In 1998 Christoph Henkel and Bernt Kuhlmann decided to develop a lifestyle resort in the famed Four Corners Region of the American Southwest. Surrounded by Grand Canyon, Bryce Canyon, Zion, Monument Valley and many other national parks and monuments, the resort would be the ultimate base camp for visitors to the area. It would also have a real estate component with luxury villas for sale and for rent.
Amangiri Hotel and Spa opened in 2009 and quickly proved its competitive edge among extreme high-end resorts worldwide. Located in Southern Utah, just a mile from the shores of Lake Powell, the resort occupies a 2000 acre expanse of rugged desert lands.

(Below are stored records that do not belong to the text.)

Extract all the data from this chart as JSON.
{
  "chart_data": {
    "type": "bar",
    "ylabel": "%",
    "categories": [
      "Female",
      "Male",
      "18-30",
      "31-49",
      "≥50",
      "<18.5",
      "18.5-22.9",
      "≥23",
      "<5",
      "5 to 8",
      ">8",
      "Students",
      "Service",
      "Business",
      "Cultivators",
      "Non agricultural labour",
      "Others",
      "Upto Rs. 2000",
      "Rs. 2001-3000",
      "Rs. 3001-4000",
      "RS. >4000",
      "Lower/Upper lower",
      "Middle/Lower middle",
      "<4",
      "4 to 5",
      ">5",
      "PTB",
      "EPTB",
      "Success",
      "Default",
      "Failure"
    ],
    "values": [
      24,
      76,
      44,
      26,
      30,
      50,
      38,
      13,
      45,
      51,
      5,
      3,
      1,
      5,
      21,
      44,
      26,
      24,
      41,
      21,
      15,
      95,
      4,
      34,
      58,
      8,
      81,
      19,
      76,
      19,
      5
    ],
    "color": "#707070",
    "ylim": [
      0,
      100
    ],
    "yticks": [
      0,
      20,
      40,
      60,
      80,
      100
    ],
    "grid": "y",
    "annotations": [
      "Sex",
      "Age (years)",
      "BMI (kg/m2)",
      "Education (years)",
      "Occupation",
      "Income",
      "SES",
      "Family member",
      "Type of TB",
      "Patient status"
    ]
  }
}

The actual site occupied by the hotel was carved out of the Glen Canyon National Recreational area, using a land swap that was ratified by President Bush in 2003.
Three design architects, with much vision, were brought onboard early on in the game: Marwan Al Sayed, Rick Joy, and Wendell Burnette. For this project alone the three friends formed a new corporate entity, I-10. The objective set for I-10 was relatively simple: to develop a hotel design best described as a "soft core in a hard shell". It would be inspired by the walled cities of the North African deserts, and it would be built using concrete mixed with sands found onsite. It would also have to match the high standards set by Adrian Zecha, chairman of Aman Resorts. The interiors would be luminous, warm, and luxurious.
As a hotel operator, Singapore based Aman Resorts, proved to be the perfect match. Aman owns and / or manages extreme high-end hotel properties in Asia, Europe, Africa, and America. Many of them are located in remote scenic areas.